The other four fitted parameters for the same four sharpest images are
File Sigma SigFac RScale DScale H3R1551.508 0.549 1.113 5.9 -6.4 NEff 6.4,14.8,30.2,48.6 H3R1551.470 0.594 0.926 5.9 -6.5 NEff 7.7,18.8,37.0,58.1 H3R1551.540 0.566 0.962 5.3 -5.4 NEff 6.3,13.7,27.6,44.2 H3R1551.715 0.573 0.699 5.3 -5.4 NEff 6.9,14.8,28.1,43.2 11 parameters, with C1, C2 H3R1551.508 0.556 0.976 5.1 -6.4 NEff 6.4,14.5,28.7,45.2 H3R1551.540 0.563 0.955 5.3 -5.4 NEff 6.4,14.1,28.2,44.9 H3R1551.715 0.514 1.222 5.3 -5.4 NEff 5.5,13.8,29.6,48.6
RScale and DScale vary very little and are both numerically about 6 pixels; the comatic images are about 12 pixels in diameter at the edges of the images. The negative values of DScale reflect the fact that the coma points towards the centre of the image. The similar numerical values of RScale and DScale expresses the fact that the bright core is on the edge of the approximately circular comatic image. The broad comatic disk/pancake contains about one third of the total flux.

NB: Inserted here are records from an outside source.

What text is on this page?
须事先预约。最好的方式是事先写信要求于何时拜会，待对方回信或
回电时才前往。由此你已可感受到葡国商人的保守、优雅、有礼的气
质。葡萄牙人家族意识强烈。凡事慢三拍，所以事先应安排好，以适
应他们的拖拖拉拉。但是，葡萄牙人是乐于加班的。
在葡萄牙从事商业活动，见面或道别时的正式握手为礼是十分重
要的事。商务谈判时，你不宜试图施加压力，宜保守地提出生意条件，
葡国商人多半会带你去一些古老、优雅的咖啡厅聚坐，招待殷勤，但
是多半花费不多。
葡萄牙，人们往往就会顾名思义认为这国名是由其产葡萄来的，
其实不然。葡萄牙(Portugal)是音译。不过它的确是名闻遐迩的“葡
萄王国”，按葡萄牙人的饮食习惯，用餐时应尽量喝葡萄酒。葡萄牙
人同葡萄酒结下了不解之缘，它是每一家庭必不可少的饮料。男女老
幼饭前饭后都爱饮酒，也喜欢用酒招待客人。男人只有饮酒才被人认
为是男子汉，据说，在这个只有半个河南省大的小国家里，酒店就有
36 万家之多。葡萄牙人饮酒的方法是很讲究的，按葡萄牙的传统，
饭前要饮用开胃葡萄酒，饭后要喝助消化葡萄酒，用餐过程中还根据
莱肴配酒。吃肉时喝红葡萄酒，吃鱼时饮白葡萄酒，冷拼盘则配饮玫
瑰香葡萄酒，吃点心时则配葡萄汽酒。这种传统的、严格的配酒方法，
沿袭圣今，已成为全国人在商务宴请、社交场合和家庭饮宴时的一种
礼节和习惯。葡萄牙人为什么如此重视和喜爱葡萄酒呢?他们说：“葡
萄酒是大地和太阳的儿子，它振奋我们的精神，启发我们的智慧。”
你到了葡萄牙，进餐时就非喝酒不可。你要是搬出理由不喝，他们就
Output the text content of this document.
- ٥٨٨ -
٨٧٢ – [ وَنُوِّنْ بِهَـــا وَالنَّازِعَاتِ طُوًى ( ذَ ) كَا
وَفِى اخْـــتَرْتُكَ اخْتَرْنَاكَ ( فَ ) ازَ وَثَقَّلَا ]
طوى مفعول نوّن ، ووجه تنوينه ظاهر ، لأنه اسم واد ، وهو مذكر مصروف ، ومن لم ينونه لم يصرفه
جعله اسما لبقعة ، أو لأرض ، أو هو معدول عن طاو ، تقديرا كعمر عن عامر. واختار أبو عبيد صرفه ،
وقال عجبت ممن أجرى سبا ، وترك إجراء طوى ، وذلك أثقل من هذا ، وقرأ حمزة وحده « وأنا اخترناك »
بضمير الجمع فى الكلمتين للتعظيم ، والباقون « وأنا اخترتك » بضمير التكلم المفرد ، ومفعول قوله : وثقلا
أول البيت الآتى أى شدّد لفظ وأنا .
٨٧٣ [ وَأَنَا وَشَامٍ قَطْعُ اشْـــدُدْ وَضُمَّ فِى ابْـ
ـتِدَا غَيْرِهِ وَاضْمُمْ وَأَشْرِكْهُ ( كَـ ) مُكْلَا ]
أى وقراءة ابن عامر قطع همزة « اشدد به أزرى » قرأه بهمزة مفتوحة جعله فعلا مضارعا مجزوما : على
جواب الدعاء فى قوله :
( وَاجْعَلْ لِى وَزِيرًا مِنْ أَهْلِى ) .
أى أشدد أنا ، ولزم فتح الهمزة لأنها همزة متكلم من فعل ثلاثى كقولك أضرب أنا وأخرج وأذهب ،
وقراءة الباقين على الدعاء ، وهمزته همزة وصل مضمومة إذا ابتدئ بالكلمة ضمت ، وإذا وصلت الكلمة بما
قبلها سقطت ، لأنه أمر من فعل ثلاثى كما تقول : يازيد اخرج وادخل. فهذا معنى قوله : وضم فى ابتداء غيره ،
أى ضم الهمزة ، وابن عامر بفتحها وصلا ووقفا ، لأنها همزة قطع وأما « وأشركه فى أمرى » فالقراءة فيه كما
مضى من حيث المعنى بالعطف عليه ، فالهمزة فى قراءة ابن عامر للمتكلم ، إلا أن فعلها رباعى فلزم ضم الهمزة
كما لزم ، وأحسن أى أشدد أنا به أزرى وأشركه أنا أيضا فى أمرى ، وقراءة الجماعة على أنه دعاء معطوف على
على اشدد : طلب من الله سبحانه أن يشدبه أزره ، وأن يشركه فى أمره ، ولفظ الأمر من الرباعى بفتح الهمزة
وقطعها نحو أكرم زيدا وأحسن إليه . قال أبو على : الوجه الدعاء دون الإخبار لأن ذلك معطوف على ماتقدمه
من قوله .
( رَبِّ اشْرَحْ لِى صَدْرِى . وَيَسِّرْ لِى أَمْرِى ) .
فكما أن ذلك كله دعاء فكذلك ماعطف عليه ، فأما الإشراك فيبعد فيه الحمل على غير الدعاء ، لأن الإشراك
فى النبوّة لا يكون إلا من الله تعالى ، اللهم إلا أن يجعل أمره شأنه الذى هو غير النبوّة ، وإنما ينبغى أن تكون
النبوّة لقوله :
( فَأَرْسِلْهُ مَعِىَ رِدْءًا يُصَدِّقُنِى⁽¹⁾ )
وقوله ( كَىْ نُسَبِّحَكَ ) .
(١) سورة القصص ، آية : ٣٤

Computation time is still awful; an hour or two per image on a Pentium. Ah well - there are no slow computers, only slow algorithms. My Simplex code got pretty creaky with 8 parameters and now I am fitting hundreds. There are faster methods. Computers are getting faster. Not a long term problem.
The non-linear Simplex method is quite robust (after one removes various bugs such as the one which occasionally came up with a negative sum of squares ...) but it can (and does) still home in on a local minimum which is quite different from the desired optimum. Every "solution" therefore has to be checked - the standard technique is to run the whole thing twice with different starting points but even that is not foolproof, let alone PhD-proof.